Since returning from my recent trip to California, where I sampled "poke" for the first time at Bear Flag Fish Company, I've been determined to try to recreate a reasonable facsimile of the dish here in NZ.
My first challenge was tracking down impeccably fresh, sushi grade ahi tuna, but that turned out to be relatively easy. Egmont Seafoods, a wonderful fish supplier based near the port in New Plymouth, has it available for sale each Wednesday.
Next I needed to find a "poke" recipe with which to play around. I was lucky enough to find one that is based on Bear Flag's version, here. I couldn't find toasted sesame oil but had the regular sesame oil also called for, so went with that. The raw tuna is chopped against the grain into cubes, then marinated for two hours in soy sauce, sesame oil, lime juice, chile sauce, white and black sesame seeds and green/spring onions.

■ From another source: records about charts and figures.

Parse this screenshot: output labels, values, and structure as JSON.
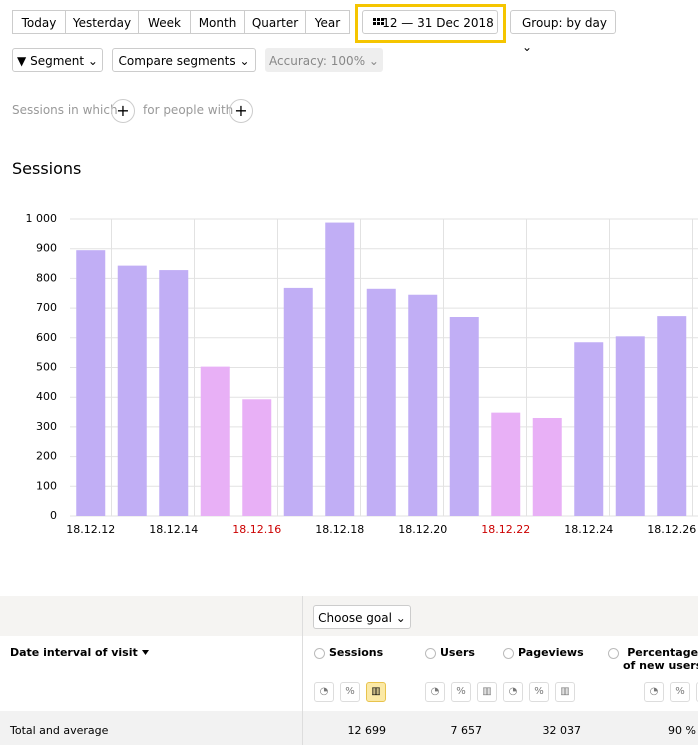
{
  "toolbar": {
    "periods": [
      "Today",
      "Yesterday",
      "Week",
      "Month",
      "Quarter",
      "Year"
    ],
    "date_range": "12 — 31 Dec 2018",
    "group": "Group: by day",
    "segment": "Segment",
    "compare": "Compare segments",
    "accuracy": "Accuracy: 100%"
  },
  "filters": {
    "sessions_in_which": "Sessions in which",
    "for_people_with": "for people with"
  },
  "chart_data": {
    "type": "bar",
    "title": "Sessions",
    "categories": [
      "18.12.12",
      null,
      "18.12.14",
      null,
      "18.12.16",
      null,
      "18.12.18",
      null,
      "18.12.20",
      null,
      "18.12.22",
      null,
      "18.12.24",
      null,
      "18.12.26"
    ],
    "values": [
      895,
      843,
      828,
      503,
      393,
      768,
      988,
      765,
      745,
      670,
      348,
      330,
      585,
      605,
      673
    ],
    "colors": [
      "#c1aef5",
      "#c1aef5",
      "#c1aef5",
      "#e8b0f6",
      "#e8b0f6",
      "#c1aef5",
      "#c1aef5",
      "#c1aef5",
      "#c1aef5",
      "#c1aef5",
      "#e8b0f6",
      "#e8b0f6",
      "#c1aef5",
      "#c1aef5",
      "#c1aef5"
    ],
    "label_colors": [
      "#000000",
      "#000000",
      "#000000",
      "#000000",
      "#cc0000",
      "#000000",
      "#000000",
      "#000000",
      "#000000",
      "#000000",
      "#cc0000",
      "#000000",
      "#000000",
      "#000000",
      "#000000"
    ],
    "ylim": [
      0,
      1000
    ],
    "yticks": [
      0,
      100,
      200,
      300,
      400,
      500,
      600,
      700,
      800,
      900,
      {
        "value": 1000,
        "label": "1 000"
      }
    ],
    "grid": true
  },
  "table": {
    "choose_goal": "Choose goal",
    "dimension": "Date interval of visit",
    "columns": [
      "Sessions",
      "Users",
      "Pageviews",
      "Percentage\nof new users"
    ],
    "total_label": "Total and average",
    "totals": [
      "12 699",
      "7 657",
      "32 037",
      "90 %"
    ]
  }
}
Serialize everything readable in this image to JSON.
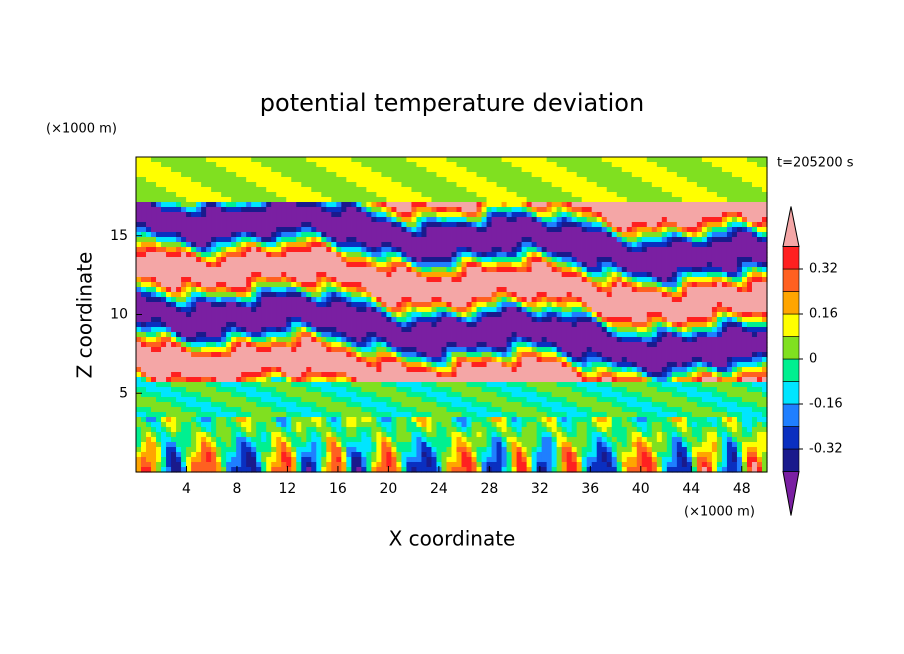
{
  "chart_data": {
    "type": "contour",
    "title": "potential temperature deviation",
    "time_label": "t=205200 s",
    "xlabel": "X coordinate",
    "ylabel": "Z coordinate",
    "x_unit": "(×1000 m)",
    "y_unit": "(×1000 m)",
    "xlim": [
      0,
      50
    ],
    "ylim": [
      0,
      20
    ],
    "xticks": [
      4,
      8,
      12,
      16,
      20,
      24,
      28,
      32,
      36,
      40,
      44,
      48
    ],
    "yticks": [
      5,
      10,
      15
    ],
    "levels": [
      -0.4,
      -0.32,
      -0.24,
      -0.16,
      -0.08,
      0,
      0.08,
      0.16,
      0.24,
      0.32,
      0.4
    ],
    "colorbar_ticks": [
      0.32,
      0.16,
      0,
      -0.16,
      -0.32
    ],
    "colors": [
      "#7a1fa2",
      "#1a1a8c",
      "#0a2fc0",
      "#1f7fff",
      "#00e5ff",
      "#00f090",
      "#80e020",
      "#ffff00",
      "#ffa500",
      "#ff6020",
      "#ff2020",
      "#f4a6a6"
    ]
  }
}
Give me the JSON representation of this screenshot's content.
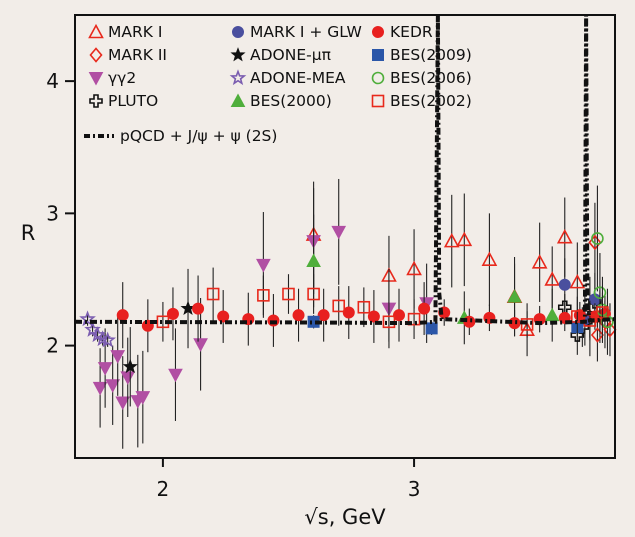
{
  "chart_data": {
    "type": "scatter",
    "xlabel": "√s, GeV",
    "ylabel": "R",
    "xlim": [
      1.65,
      3.8
    ],
    "ylim": [
      1.15,
      4.5
    ],
    "x_ticks": [
      "2",
      "3"
    ],
    "x_tick_values": [
      2,
      3
    ],
    "y_ticks": [
      "2",
      "3",
      "4"
    ],
    "y_tick_values": [
      2,
      3,
      4
    ],
    "grid": false,
    "legend_position": "top",
    "series": [
      {
        "name": "MARK I",
        "marker": "triangle-up-open",
        "color": "#e8291c",
        "points": [
          [
            2.6,
            2.84,
            0.4
          ],
          [
            2.9,
            2.53,
            0.3
          ],
          [
            3.0,
            2.58,
            0.3
          ],
          [
            3.15,
            2.79,
            0.35
          ],
          [
            3.2,
            2.8,
            0.35
          ],
          [
            3.3,
            2.65,
            0.35
          ],
          [
            3.4,
            2.37,
            0.3
          ],
          [
            3.45,
            2.12,
            0.2
          ],
          [
            3.5,
            2.63,
            0.3
          ],
          [
            3.55,
            2.5,
            0.25
          ],
          [
            3.6,
            2.82,
            0.3
          ],
          [
            3.65,
            2.48,
            0.3
          ],
          [
            3.7,
            2.22,
            0.3
          ]
        ]
      },
      {
        "name": "MARK II",
        "marker": "diamond-open",
        "color": "#e8291c",
        "points": [
          [
            3.72,
            2.78,
            0.3
          ],
          [
            3.74,
            2.22,
            0.2
          ],
          [
            3.76,
            2.18,
            0.2
          ],
          [
            3.78,
            2.12,
            0.2
          ],
          [
            3.73,
            2.08,
            0.2
          ]
        ]
      },
      {
        "name": "γγ2",
        "marker": "triangle-down",
        "color": "#b14fa3",
        "points": [
          [
            1.75,
            1.68,
            0.3
          ],
          [
            1.77,
            1.83,
            0.3
          ],
          [
            1.8,
            1.7,
            0.3
          ],
          [
            1.82,
            1.92,
            0.3
          ],
          [
            1.84,
            1.57,
            0.35
          ],
          [
            1.86,
            1.76,
            0.3
          ],
          [
            1.9,
            1.58,
            0.35
          ],
          [
            1.92,
            1.61,
            0.35
          ],
          [
            2.05,
            1.78,
            0.35
          ],
          [
            2.15,
            2.01,
            0.35
          ],
          [
            2.4,
            2.61,
            0.4
          ],
          [
            2.6,
            2.79,
            0.4
          ],
          [
            2.7,
            2.86,
            0.4
          ],
          [
            2.9,
            2.28,
            0.3
          ],
          [
            3.05,
            2.32,
            0.3
          ]
        ]
      },
      {
        "name": "PLUTO",
        "marker": "cross-open",
        "color": "#111111",
        "points": [
          [
            3.6,
            2.29,
            0.1
          ],
          [
            3.65,
            2.08,
            0.15
          ],
          [
            3.67,
            2.14,
            0.15
          ],
          [
            3.7,
            2.21,
            0.15
          ],
          [
            3.72,
            2.33,
            0.15
          ]
        ]
      },
      {
        "name": "MARK I + GLW",
        "marker": "circle",
        "color": "#4a4f9e",
        "points": [
          [
            3.6,
            2.46,
            0.2
          ],
          [
            3.68,
            2.2,
            0.2
          ],
          [
            3.72,
            2.35,
            0.2
          ]
        ]
      },
      {
        "name": "ADONE-μπ",
        "marker": "star",
        "color": "#111111",
        "points": [
          [
            1.87,
            1.84,
            0.3
          ],
          [
            2.1,
            2.28,
            0.3
          ]
        ]
      },
      {
        "name": "ADONE-MEA",
        "marker": "star-open",
        "color": "#7b5db0",
        "points": [
          [
            1.7,
            2.2,
            0.05
          ],
          [
            1.72,
            2.12,
            0.05
          ],
          [
            1.74,
            2.08,
            0.05
          ],
          [
            1.76,
            2.05,
            0.05
          ],
          [
            1.78,
            2.04,
            0.05
          ]
        ]
      },
      {
        "name": "BES(2000)",
        "marker": "triangle-up",
        "color": "#4fae3b",
        "points": [
          [
            2.6,
            2.64,
            0.35
          ],
          [
            3.4,
            2.37,
            0.25
          ],
          [
            3.55,
            2.23,
            0.2
          ],
          [
            3.2,
            2.21,
            0.2
          ]
        ]
      },
      {
        "name": "KEDR",
        "marker": "circle",
        "color": "#e8201f",
        "points": [
          [
            1.84,
            2.23,
            0.25
          ],
          [
            1.94,
            2.15,
            0.2
          ],
          [
            2.04,
            2.24,
            0.2
          ],
          [
            2.14,
            2.28,
            0.25
          ],
          [
            2.24,
            2.22,
            0.2
          ],
          [
            2.34,
            2.2,
            0.2
          ],
          [
            2.44,
            2.19,
            0.2
          ],
          [
            2.54,
            2.23,
            0.2
          ],
          [
            2.64,
            2.23,
            0.2
          ],
          [
            2.74,
            2.25,
            0.2
          ],
          [
            2.84,
            2.22,
            0.2
          ],
          [
            2.94,
            2.23,
            0.2
          ],
          [
            3.04,
            2.28,
            0.2
          ],
          [
            3.12,
            2.25,
            0.1
          ],
          [
            3.22,
            2.18,
            0.1
          ],
          [
            3.3,
            2.21,
            0.1
          ],
          [
            3.4,
            2.17,
            0.1
          ],
          [
            3.5,
            2.2,
            0.1
          ],
          [
            3.6,
            2.21,
            0.1
          ],
          [
            3.66,
            2.23,
            0.1
          ],
          [
            3.72,
            2.22,
            0.1
          ],
          [
            3.76,
            2.24,
            0.1
          ]
        ]
      },
      {
        "name": "BES(2009)",
        "marker": "square",
        "color": "#2b56a8",
        "points": [
          [
            2.6,
            2.18,
            0.05
          ],
          [
            3.07,
            2.13,
            0.05
          ],
          [
            3.65,
            2.14,
            0.05
          ]
        ]
      },
      {
        "name": "BES(2006)",
        "marker": "circle-open",
        "color": "#4fae3b",
        "points": [
          [
            3.73,
            2.81,
            0.4
          ],
          [
            3.74,
            2.4,
            0.3
          ],
          [
            3.75,
            2.27,
            0.25
          ],
          [
            3.77,
            2.18,
            0.25
          ]
        ]
      },
      {
        "name": "BES(2002)",
        "marker": "square-open",
        "color": "#e8291c",
        "points": [
          [
            2.0,
            2.18,
            0.15
          ],
          [
            2.2,
            2.39,
            0.2
          ],
          [
            2.4,
            2.38,
            0.15
          ],
          [
            2.5,
            2.39,
            0.15
          ],
          [
            2.6,
            2.39,
            0.15
          ],
          [
            2.7,
            2.3,
            0.15
          ],
          [
            2.8,
            2.29,
            0.15
          ],
          [
            2.9,
            2.18,
            0.15
          ],
          [
            3.0,
            2.2,
            0.15
          ],
          [
            3.45,
            2.16,
            0.1
          ],
          [
            3.65,
            2.22,
            0.15
          ],
          [
            3.7,
            2.19,
            0.15
          ],
          [
            3.75,
            2.25,
            0.15
          ]
        ]
      },
      {
        "name": "pQCD + J/ψ + ψ (2S)",
        "marker": "dashdot-line",
        "color": "#111111",
        "line": [
          [
            1.65,
            2.18
          ],
          [
            2.6,
            2.175
          ],
          [
            3.0,
            2.17
          ],
          [
            3.085,
            2.18
          ],
          [
            3.095,
            4.5
          ],
          [
            3.1,
            2.4
          ],
          [
            3.11,
            2.2
          ],
          [
            3.5,
            2.17
          ],
          [
            3.68,
            2.18
          ],
          [
            3.685,
            4.5
          ],
          [
            3.69,
            2.3
          ],
          [
            3.7,
            2.19
          ],
          [
            3.8,
            2.2
          ]
        ]
      }
    ]
  }
}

Poke, pronounced "poh-kay," is a traditional Hawaiian dish of ahi tuna marinated in soy sauce and sesame oil, or variations thereof. Think of it as the Hawaiian version of ceviche. It's healthy and delicious. In Newport Beach, California Bear Flag serves it with tortilla chips, and most people add guacamole (which maybe isn't quite so healthy!). Poke "bowls" are a bit trendy right now, especially in Australia.
Here's Bear Flag's version:
And here's my first attempt, with tortilla chips and a wee bit of guacamole (avos are still reasonably expensive here at the moment, so I didn't go overboard):
The verdict: it was good, but it wasn't anywhere near as good as Bear Flag poke. This recipe tasted too much of sesame oil vs. Bear Flag. When I make it again I'll most likely eliminate or reduce the sesame oil and increase the Sriracha chile sauce and lime juice. To make matters worse, the avos in my guacamole were bland and watery, and it goes without saying that those sure weren't California tortilla chips. My experiments will continue, but I might just need to accept that an exact recreation of Bear Flag's poke may not be possible. At least not without getting my hands on the recipe!
It also might make sense for me to research how traditional Hawaiian poke is made, to taste and understand the authentic dish and improvise from there. For this I was working with someone's improvisation of someone's interpretation and hoping it would get me to where I wanted to go.